0:06 So I just want to recap a few things about Dask Delayed as I've said and as you know, from the first course, it can be used to parallelize,
0:13 regular Python code important to recognize that it's evaluated lazily. What that means is that you need to call '.compute ( )' in order to get the
0:21 computation to be evaluated. And and that's important cause you don't want all like these big computations to run unless you explicitly stated.

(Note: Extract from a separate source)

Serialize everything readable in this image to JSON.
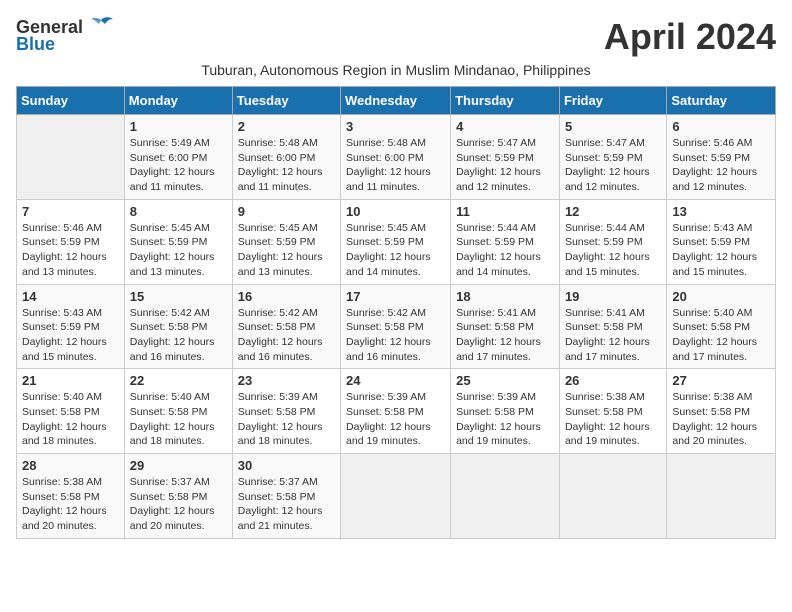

0:29 And we can also generate a 'task graph', which will see, So these are functions that we created in course one as well
0:35 Once an increment function which takes X and adds one to it, the other takes two arguments X and Y.
0:42 And it adds them together. And what we did is initially we put a little
0:46 'sleep( )' into these functions of one second for pedagogical purpose is to show you that when you parallelize the code, essentially,
0:54 that the time is reduced to doing it serially. Executed that code. Now, what we do is we import delayed,
1:02 which allows us to pass the functions that we want to delay as the first argument
1:07 to delayed and then pass to that the argument that we want to pass into the function. Okay, so we execute that Now.
1:16 It returns a Delayed object, it hasn't been computed yet. We're going to compute it now,
1:20 what do we expect? We increment 10 twice and add them together. So that's 11 plus 11. Is it 22? Is what we expect? Okay, that's a good sanity check.
1:30 Now let's visualize the task graph that was created here to really make explicit what did
1:36 Dask Delayed has done. So 'z.visualize( )' what it has done is it does these increments in parallel and then adds them together.
1:47 Okay, so we'll be back in a second to parallelize further Python code with Dask Delay.